SCR into baby’s death criticises court judgements

Judges should explain their decisions to serious case review panels, according to an inquiry into the death of a baby at the hands of her violent father in Kent.

The serious case review into the case of “Brooke”, who died less than a month old, has found two court judgements in the case were “unhelpful”. One in a criminal court and the other in a family court “contributed to an erroneous belief that this was a ‘neglect case'”, the executive summary of the SCR states.

The SCR has made a national recommendation that the government should consider “how to involve the judiciary, when appropriate, in serious case reviews”.

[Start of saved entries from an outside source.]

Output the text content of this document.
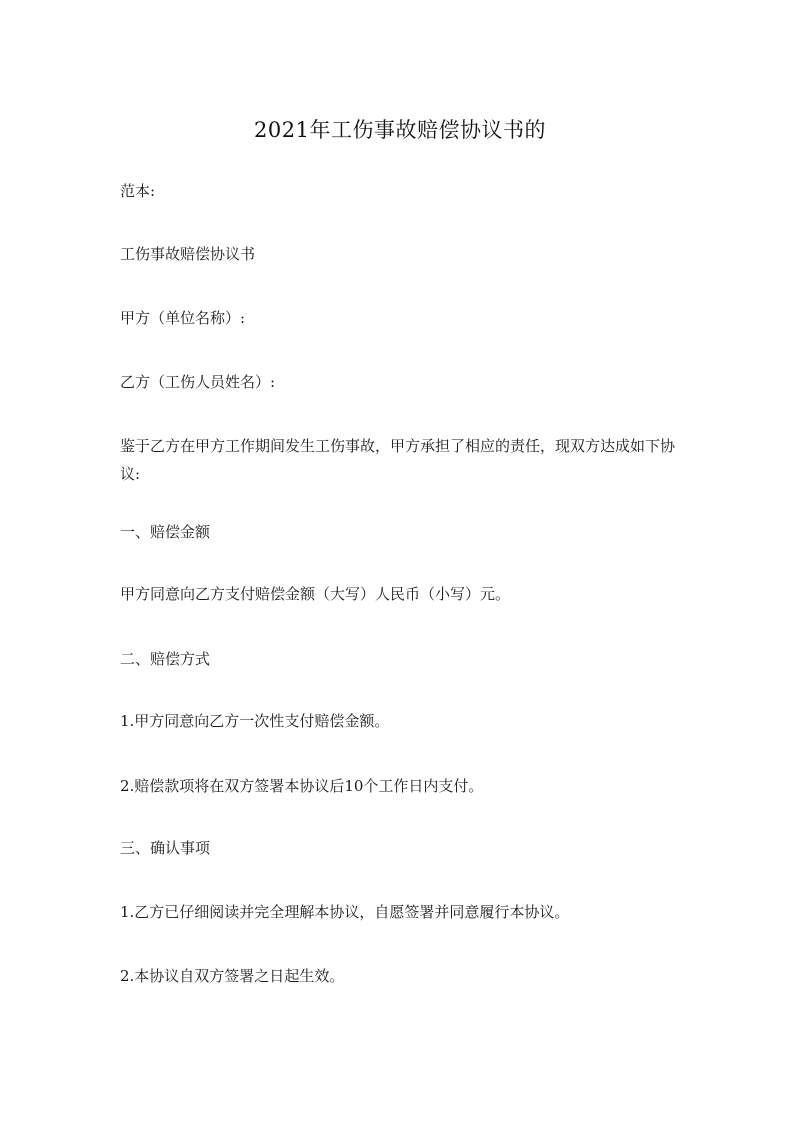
2021年工伤事故赔偿协议书的

范本:

工伤事故赔偿协议书

甲方（单位名称）:

乙方（工伤人员姓名）:

鉴于乙方在甲方工作期间发生工伤事故，甲方承担了相应的责任，现双方达成如下协议:

一、赔偿金额

甲方同意向乙方支付赔偿金额（大写）人民币（小写）元。

二、赔偿方式

1.甲方同意向乙方一次性支付赔偿金额。

2.赔偿款项将在双方签署本协议后10个工作日内支付。

三、确认事项

1.乙方已仔细阅读并完全理解本协议，自愿签署并同意履行本协议。

2.本协议自双方签署之日起生效。
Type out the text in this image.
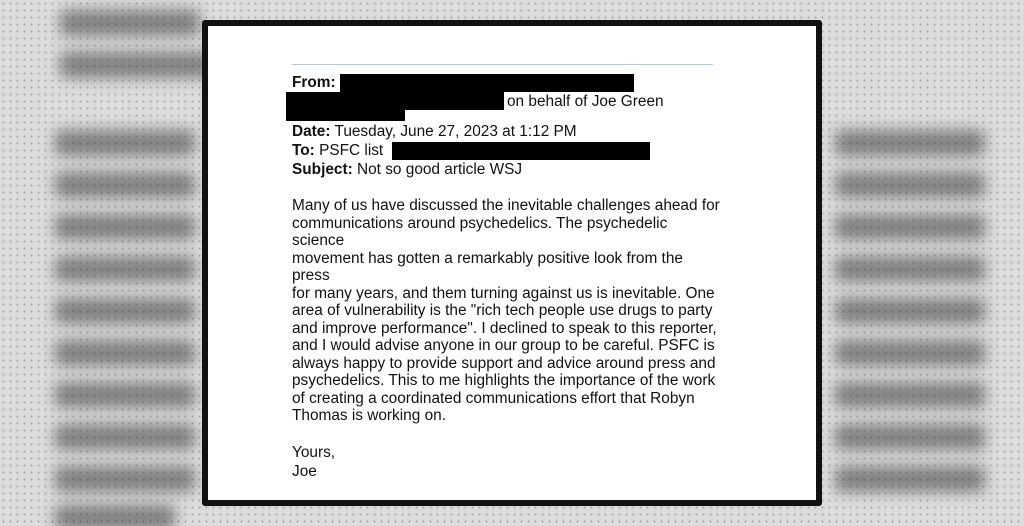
From:
on behalf of Joe Green
Date: Tuesday, June 27, 2023 at 1:12 PM
To: PSFC list
Subject: Not so good article WSJ
Many of us have discussed the inevitable challenges ahead for
communications around psychedelics. The psychedelic science
movement has gotten a remarkably positive look from the press
for many years, and them turning against us is inevitable. One
area of vulnerability is the "rich tech people use drugs to party
and improve performance". I declined to speak to this reporter,
and I would advise anyone in our group to be careful. PSFC is
always happy to provide support and advice around press and
psychedelics. This to me highlights the importance of the work
of creating a coordinated communications effort that Robyn
Thomas is working on.
Yours,
Joe
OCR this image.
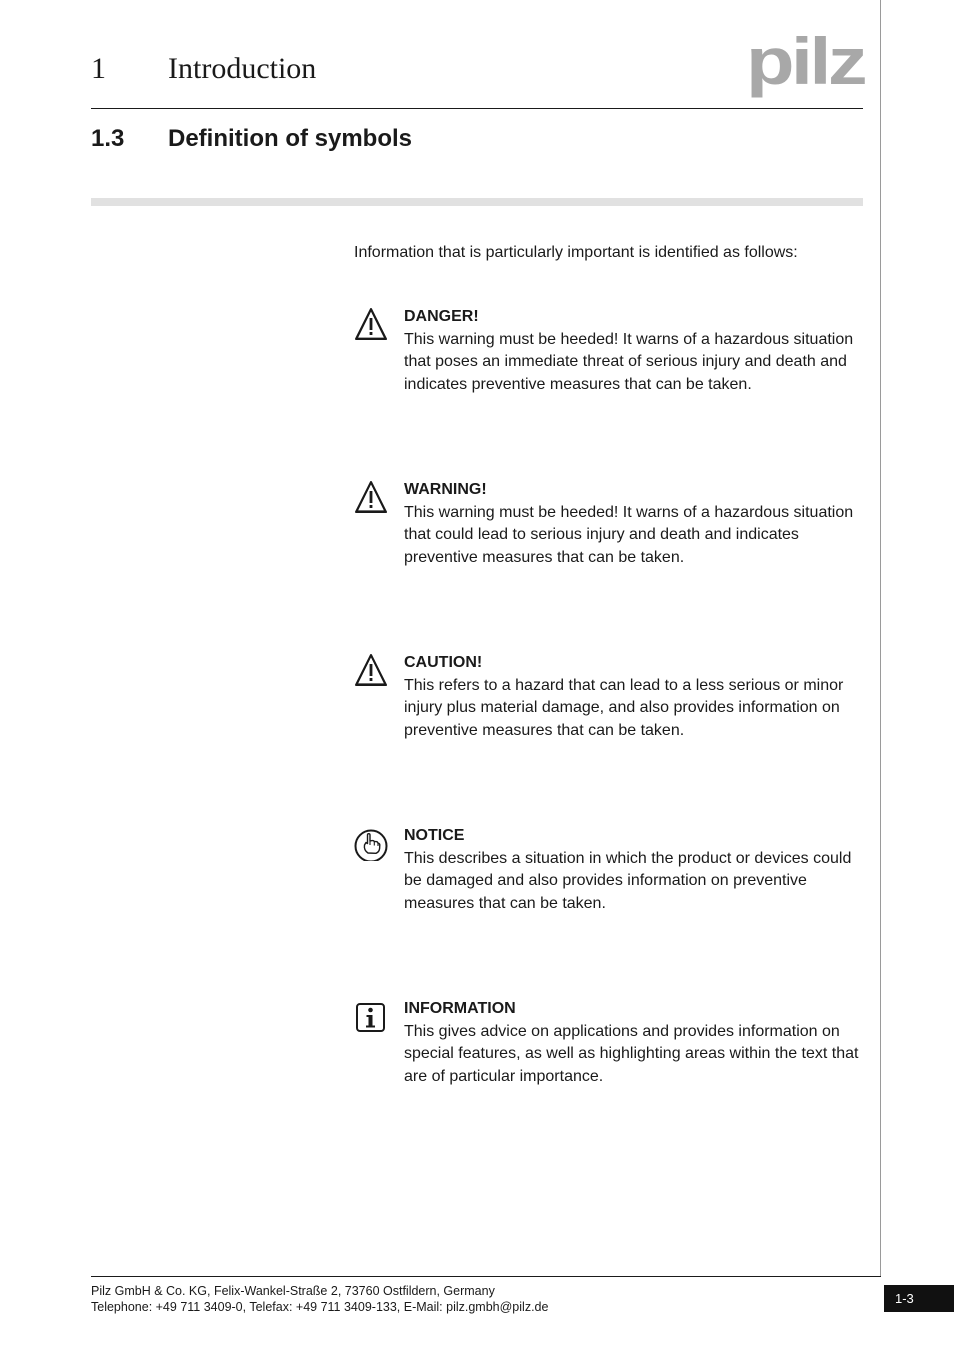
1 Introduction	pilz
1.3 Definition of symbols
Information that is particularly important is identified as follows:
DANGER!
This warning must be heeded! It warns of a hazardous situation that poses an immediate threat of serious injury and death and indicates preventive measures that can be taken.
WARNING!
This warning must be heeded! It warns of a hazardous situation that could lead to serious injury and death and indicates preventive measures that can be taken.
CAUTION!
This refers to a hazard that can lead to a less serious or minor injury plus material damage, and also provides information on preventive measures that can be taken.
NOTICE
This describes a situation in which the product or devices could be damaged and also provides information on preventive measures that can be taken.
INFORMATION
This gives advice on applications and provides information on special features, as well as highlighting areas within the text that are of particular importance.
Pilz GmbH & Co. KG, Felix-Wankel-Straße 2, 73760 Ostfildern, Germany
Telephone: +49 711 3409-0, Telefax: +49 711 3409-133, E-Mail: pilz.gmbh@pilz.de
1-3
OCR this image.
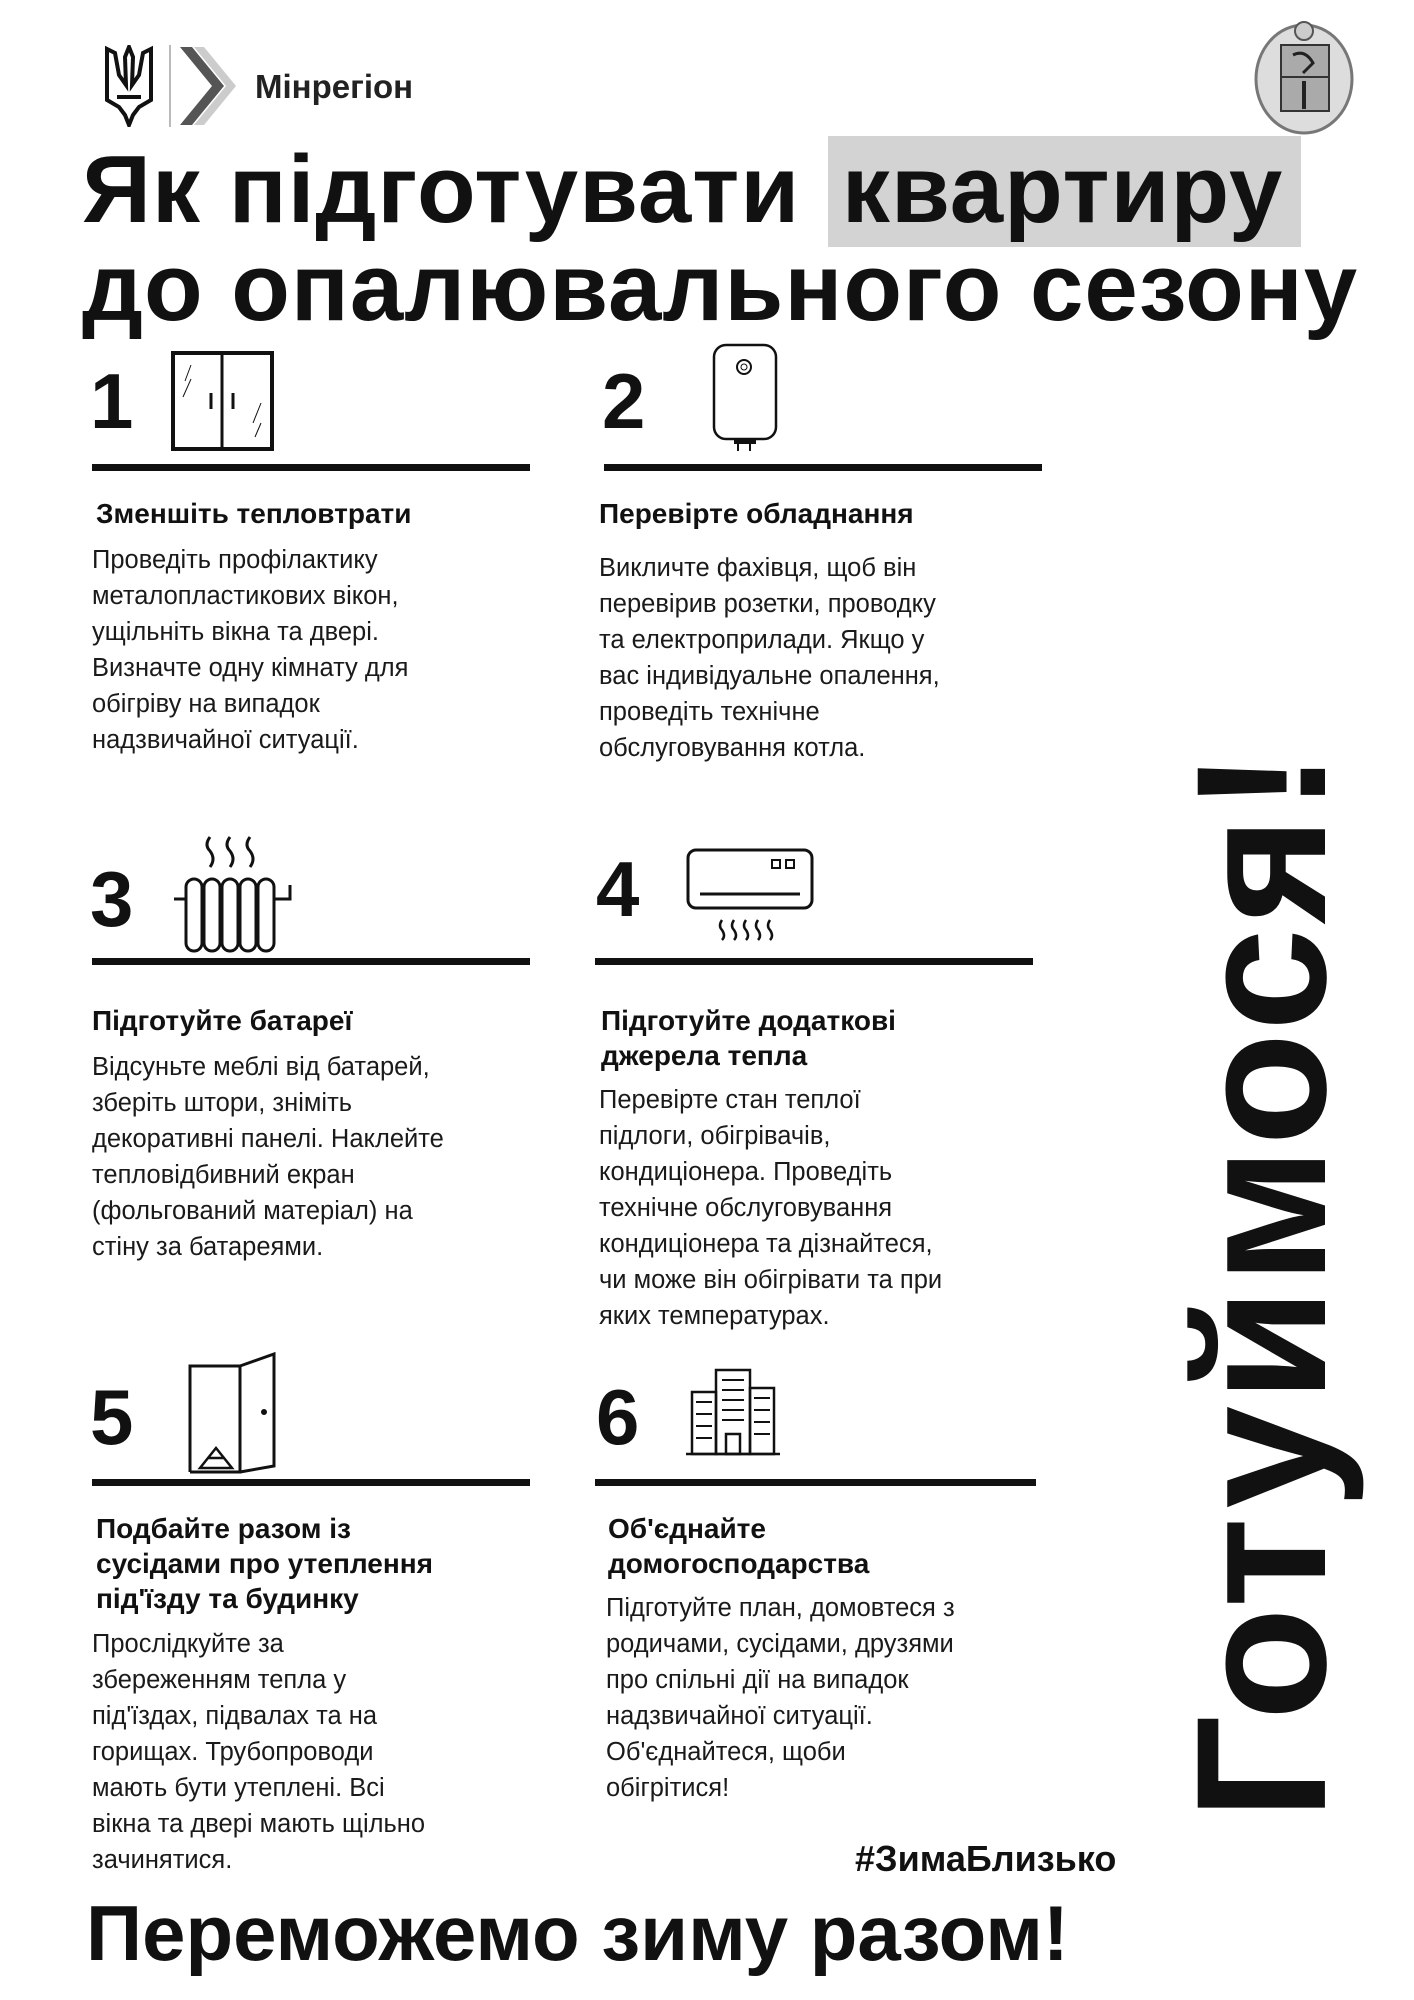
Мінрегіон
Як підготувати квартиру
до опалювального сезону
1
Зменшіть тепловтрати
Проведіть профілактику
металопластикових вікон,
ущільніть вікна та двері.
Визначте одну кімнату для
обігріву на випадок
надзвичайної ситуації.
2
Перевірте обладнання
Викличте фахівця, щоб він
перевірив розетки, проводку
та електроприлади. Якщо у
вас індивідуальне опалення,
проведіть технічне
обслуговування котла.
3
Підготуйте батареї
Відсуньте меблі від батарей,
зберіть штори, зніміть
декоративні панелі. Наклейте
тепловідбивний екран
(фольгований матеріал) на
стіну за батареями.
4
Підготуйте додаткові
джерела тепла
Перевірте стан теплої
підлоги, обігрівачів,
кондиціонера. Проведіть
технічне обслуговування
кондиціонера та дізнайтеся,
чи може він обігрівати та при
яких температурах.
5
Подбайте разом із
сусідами про утеплення
під'їзду та будинку
Прослідкуйте за
збереженням тепла у
під'їздах, підвалах та на
горищах. Трубопроводи
мають бути утеплені. Всі
вікна та двері мають щільно
зачинятися.
6
Об'єднайте
домогосподарства
Підготуйте план, домовтеся з
родичами, сусідами, друзями
про спільні дії на випадок
надзвичайної ситуації.
Об'єднайтеся, щоби
обігрітися!	Готуймося!
#ЗимаБлизько
Переможемо зиму разом!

The review found the baby’s death was preventable, given that her father’s two other children had been taken into care because of physical abuse and the mother had been in care herself as a child after concerns about incest and neglect,

A social worker was criticised for failing to act on concerns made to her by the paternal grandparents, that their son was expecting a child to another young woman.

A health visitor also tried to contact children’s social services. After leaving messages asking for a call back no action was taken.

“The identification of Mr S as the father and the extent of Ms B’s childhood problems would certainly have led to a multi-agency pre-birth assessment and, in all probability, care proceedings and action to protect Brooke as soon as she was born,” the SCR states. Several opportunities to make the connections between the pasts of Brooke’s parents were missed in children’s social services and health agencies, it claims.

The panel made recommendations for the training of social workers on the vulnerability of infants to serious and fatal abuse and the importance of listening to non-professionals who raise concerns.

Social workers should also be aware that children are not inherently safe because they are subject to care proceedings – this is in relation to the case of Brooke’s half-sister, “Susan”, who suffered facial bruising while waiting for a care order to be granted.